6Il faut rappeler que les notions de handicap et de QOL sont classiquement mesurées par le biais d’entretiens cliniques et/ou de questionnaires, administrés ponctuellement, et en dehors du cadre usuel de vie (e. g. milieu clinique, laboratoire de recherche). Plus particulièrement, la méthode classique de mesure de la QOL subjective consiste à demander au sujet d’évaluer lui-même les conséquences néfastes des différents symptômes ainsi que sa satisfaction dans plusieurs domaines de la vie, à l’aide d’autoquestionnaires. L’approche par autoquestionnaire constitue un domaine de développement récent et d’inspiration directement clinique, puisque focalisée sur les dires du patient (Falissard, 2001). Dans la schizophrénie, la personne ne souffre pas seulement de ses symptômes, mais également du fait de ne pas pouvoir participer à des activités de loisirs ou professionnelles, avoir des amis ou une relation de couple. Ainsi, le soutien social perçu semble être un déterminant essentiel de la QOL (Bechdolf et al., 2003), qu’il provienne de la famille ou des amis (Thornicroft et al., 2004). La QOL est également associée à des besoins non satisfaits ayant trait notamment aux activités de la vie quotidienne et aux relations sociales (Thornicroft et al., 2004).

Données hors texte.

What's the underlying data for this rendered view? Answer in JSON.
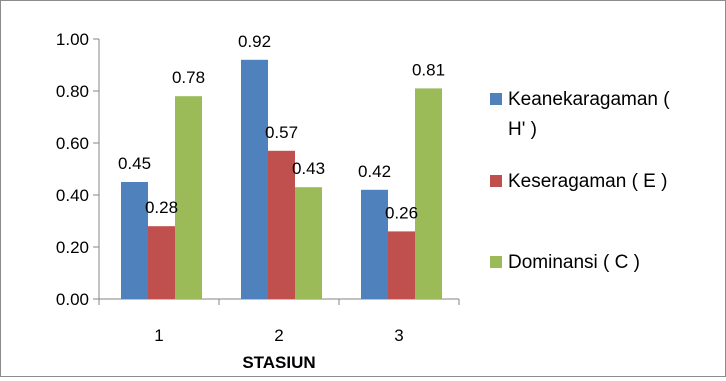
{
  "chart_data": {
    "type": "bar",
    "title": "",
    "xlabel": "STASIUN",
    "ylabel": "",
    "categories": [
      "1",
      "2",
      "3"
    ],
    "ylim": [
      0,
      1
    ],
    "yticks": [
      "0.00",
      "0.20",
      "0.40",
      "0.60",
      "0.80",
      "1.00"
    ],
    "grid": false,
    "legend_position": "right",
    "series": [
      {
        "name_lines": [
          "Keanekaragaman (",
          "H' )"
        ],
        "color": "#4f81bd",
        "values": [
          0.45,
          0.92,
          0.42
        ],
        "labels": [
          "0.45",
          "0.92",
          "0.42"
        ]
      },
      {
        "name_lines": [
          "Keseragaman ( E )"
        ],
        "color": "#c0504d",
        "values": [
          0.28,
          0.57,
          0.26
        ],
        "labels": [
          "0.28",
          "0.57",
          "0.26"
        ]
      },
      {
        "name_lines": [
          "Dominansi ( C )"
        ],
        "color": "#9bbb59",
        "values": [
          0.78,
          0.43,
          0.81
        ],
        "labels": [
          "0.78",
          "0.43",
          "0.81"
        ]
      }
    ]
  }
}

7Dans la littérature actuelle, il existe un débat autour de la question de la fiabilité des auto-évaluations dans les maladies mentales, que ce soit du fonctionnement quotidien ou de la QOL (Atkinson et al., 1997). Plusieurs auteurs émettent des doutes sur les capacités du sujet souffrant de schizophrénie à évaluer de manière adéquate sa QOL (Katschnig, 2000). En effet, les problèmes de conscience des troubles pourraient l’amener à mésestimer ses difficultés réelles. Ainsi, les évaluations objectives et subjectives de la QOL ne sont associées que chez les patients présentant une bonne conscience de leurs troubles (insight) (Doyle et al., 1999). Les difficultés cognitives, fréquemment rapportées dans la schizophrénie, pourraient également biaiser l’évaluation des sujets, en termes quantitatifs comme qualitatifs. Par exemple, la présence de troubles mnésiques, un des éléments majeurs du profil neuropsychologique des troubles schizophréniques (Aleman et al., 2002), peut entraîner des difficultés à se remémorer des scènes de la vie quotidienne sur plusieurs semaines et à sous-estimer ses difficultés par ce que l’on y est pas directement confronté. Cependant, il a été rapporté que la QOL subjective des patients ayant de faibles capacités mnésiques ne diffère pas de celle des autres patients (Aghababian et al., 2006). De même, des difficultés cognitives de plus haut rang (i. e. capacités métacognitives de jugement sur soi-même) pourraient conduire les sujets à évaluer de manière erronée leurs difficultés (Langevin et Le Gall, 1999). À l’heure actuelle, très peu d’études se sont intéressées à l’investigation détaillée des problèmes de la QOL directement en vie quotidienne.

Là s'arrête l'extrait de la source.